Telemedicine as it currently exists has been successful in detecting pediatric retinal disease for several reasons:

    • remote screening is highly effective at identifying a treatment intervention time point
    • the disease is self-limited, as it will either spontaneously resolve or result in retinal detachment and blindness within 15 weeks
    • all NICUs are required to perform the screening to maintain accreditation, effectively eliminating the uncertainty of financial reimbursement.

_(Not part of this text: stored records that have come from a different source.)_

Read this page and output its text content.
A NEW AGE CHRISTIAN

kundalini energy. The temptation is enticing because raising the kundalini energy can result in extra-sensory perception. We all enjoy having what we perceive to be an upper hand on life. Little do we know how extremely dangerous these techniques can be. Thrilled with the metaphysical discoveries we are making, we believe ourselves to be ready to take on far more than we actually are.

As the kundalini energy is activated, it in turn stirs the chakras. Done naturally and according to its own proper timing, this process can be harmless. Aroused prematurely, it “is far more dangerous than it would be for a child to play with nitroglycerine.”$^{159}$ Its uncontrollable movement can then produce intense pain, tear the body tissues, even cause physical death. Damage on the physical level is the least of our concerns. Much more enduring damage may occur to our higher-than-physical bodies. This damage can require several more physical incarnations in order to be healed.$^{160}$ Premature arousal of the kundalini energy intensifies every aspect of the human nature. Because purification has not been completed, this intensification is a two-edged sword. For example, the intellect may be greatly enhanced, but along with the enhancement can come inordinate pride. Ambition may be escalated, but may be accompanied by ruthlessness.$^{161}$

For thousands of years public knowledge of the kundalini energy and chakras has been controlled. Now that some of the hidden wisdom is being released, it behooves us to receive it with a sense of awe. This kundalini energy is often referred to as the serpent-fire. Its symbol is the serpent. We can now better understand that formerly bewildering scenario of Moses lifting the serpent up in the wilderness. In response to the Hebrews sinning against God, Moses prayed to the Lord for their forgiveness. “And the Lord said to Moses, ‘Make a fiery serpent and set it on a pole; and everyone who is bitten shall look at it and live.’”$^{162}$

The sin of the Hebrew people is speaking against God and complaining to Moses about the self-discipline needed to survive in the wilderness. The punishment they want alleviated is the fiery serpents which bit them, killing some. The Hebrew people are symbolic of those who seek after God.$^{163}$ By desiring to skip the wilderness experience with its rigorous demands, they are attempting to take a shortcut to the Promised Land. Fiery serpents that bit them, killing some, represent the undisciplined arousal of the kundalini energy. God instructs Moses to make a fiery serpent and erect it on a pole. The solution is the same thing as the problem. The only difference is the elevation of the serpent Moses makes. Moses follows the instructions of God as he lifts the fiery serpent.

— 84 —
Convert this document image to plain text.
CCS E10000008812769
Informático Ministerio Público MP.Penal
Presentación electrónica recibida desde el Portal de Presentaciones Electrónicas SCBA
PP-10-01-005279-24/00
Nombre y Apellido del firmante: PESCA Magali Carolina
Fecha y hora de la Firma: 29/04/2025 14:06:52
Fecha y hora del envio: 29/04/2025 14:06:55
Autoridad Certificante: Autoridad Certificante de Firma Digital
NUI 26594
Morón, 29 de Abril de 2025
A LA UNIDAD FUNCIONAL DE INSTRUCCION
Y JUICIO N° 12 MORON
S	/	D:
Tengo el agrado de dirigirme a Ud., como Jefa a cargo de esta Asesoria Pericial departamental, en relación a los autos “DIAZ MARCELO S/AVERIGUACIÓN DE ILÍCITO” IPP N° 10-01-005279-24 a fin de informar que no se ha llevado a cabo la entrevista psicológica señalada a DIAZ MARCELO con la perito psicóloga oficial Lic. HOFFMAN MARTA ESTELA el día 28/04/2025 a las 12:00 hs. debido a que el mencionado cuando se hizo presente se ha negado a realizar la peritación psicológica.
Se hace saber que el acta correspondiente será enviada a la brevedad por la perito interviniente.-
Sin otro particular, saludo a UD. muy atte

The lessons learned from this are clear. For the purpose of telemedicine ophthalmology practice management, it is essential for the physician to identify specific diseases or conditions with well-defined intervention points that can be easily detected with the technology available. Defining these narrow ranges of targeted telemedicine will likely be the key to using the available technologies in a way that is both economically feasible and of lasting benefit to patients.

Diabetic Retinopathy

Telemedicine for DR eye care is used to accurately detect the condition and gauge the severity of the disease. An effective telemedicine program involves:

    • adequate quality assurance
    • cost containment
    • efficient patient and health care provider workflow
    • adequate reimbursement for sustainability
    • compliance with all regulatory requirement

The American Telemedicine Association (ATA) has published position statements to provide standards and guidelines for telemedicine programs for DR. These practice recommendations for DR include four categories of clinical validation of a DR telemedicine program. Each category of validation identifies a certain segment of the patient population, and appropriate physician-directed intervention and treatment. While the ATA delineates clearly the categories and their appropriate actions, the essence of the multi-levels schematic is clear. To be viable as a tool, a telemedicine program must reduce the public health burden of retinal examination by providing evidence-based care recommendations to patients at low risk for vision loss and identifying patients who require further ophthalmic intervention without placing an undue burden on present eye care systems. If that sounds like a tall order, it is.

Down in Carolina

A two-year project funded by The Duke Endowment, the North Carolina Diabetic Retinopathy Telemedicine Network is currently bringing DR evaluation via telemedicine to primary clinics in rural North Carolina. In the first year, DR evaluation rates rose from 32 percent before implementation of the telemedicine program to 71 percent. More than 80 percent of diabetic patients could be followed with retinal photographs and remote interpretation in their own primary care settings. Efficiency and patient satisfaction rates both improved. The program demonstrably reduced unnecessary referrals to ophthalmologists and resulted in savings to patients. Additionally, those patients in true need of ophthalmology services were referred more quickly, so that treatment could begin immediately.

The Bottom Line

Programs like this illuminate the benefits that telemedicine will likely bring to the field of ophthalmology in the near future. Much work must still be done to realize the full potential of this technology. Ophthalmologists themselves will, of necessity, play a large role in shaping telemedicine to accommodate the specific needs of the industry and overcome the hurdles now inherent in telemedicine ophthalmology practice management.